Roughly half the states make electronics manufacturers take care of not only their own products but also various amounts of “orphan” devices that consumers drop off, said Jason Linnell, executive director of the National Center for Electronics Recycling.

California was the only state that called for consumers to pay upfront for e-waste recycling. Under its law, consumers have to pay between $8 and $25 above the price of TVs, computer monitors, laptop computers and portable DVD players.

California paid $96 million that they collected from that fee to recyclers and collectors who handled about 218 million pounds of old electronics last year, said Chris Peck, spokesman for the California Integrated Waste Management Board.

Indiana is the latest state to pass an e-waste law. Passed in April, it requires makers of TVs, monitors, and laptops to recycle 60 percent of the weight of the products that they sell in their state.

Starting next year, companies will be made to register with the state, pay yearly fees and file reports detailing the devices they have sold and how much e-waste they put through recycling programs. If they fail to meet the 60 percent goal, the companies will be faced with fines.

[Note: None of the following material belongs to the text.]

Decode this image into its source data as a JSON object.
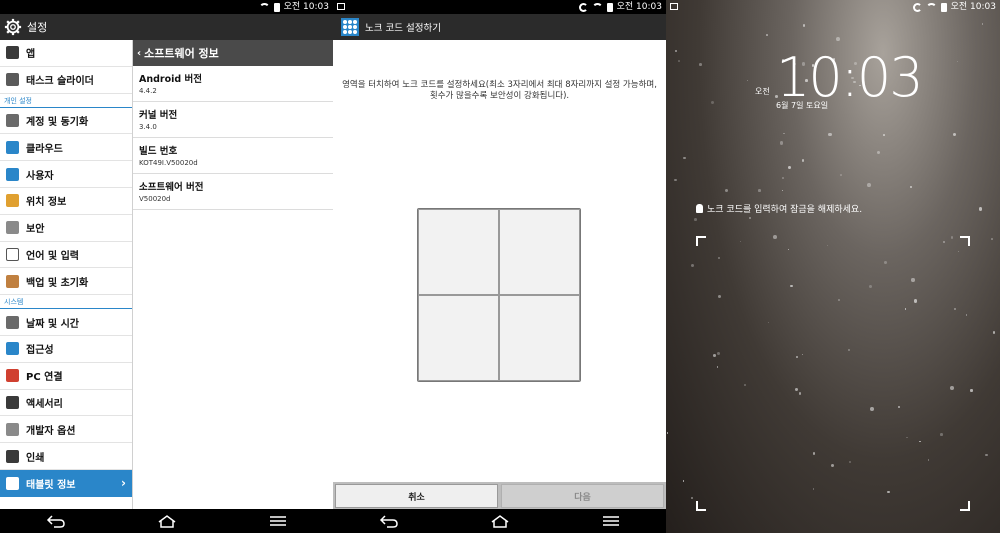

A similar 2007 law in Minnesota led to about 34 million pounds of electronics, averaging 6.5 pounds per resident, being collected in its first year, said Garth Hickle, the product stewardship team leader for the Minnesota Pollution Control Agency.

A 2007 collection event at the Mall of America had to close down because of the overwhelming amount of people bringing in 1 million pounds of electronics that had been just sitting around their homes.

“Some people waited in line for two hours to drop off material,” Hickle said. “That just shows you that if the collection options are there, people are ready to get rid of this stuff.”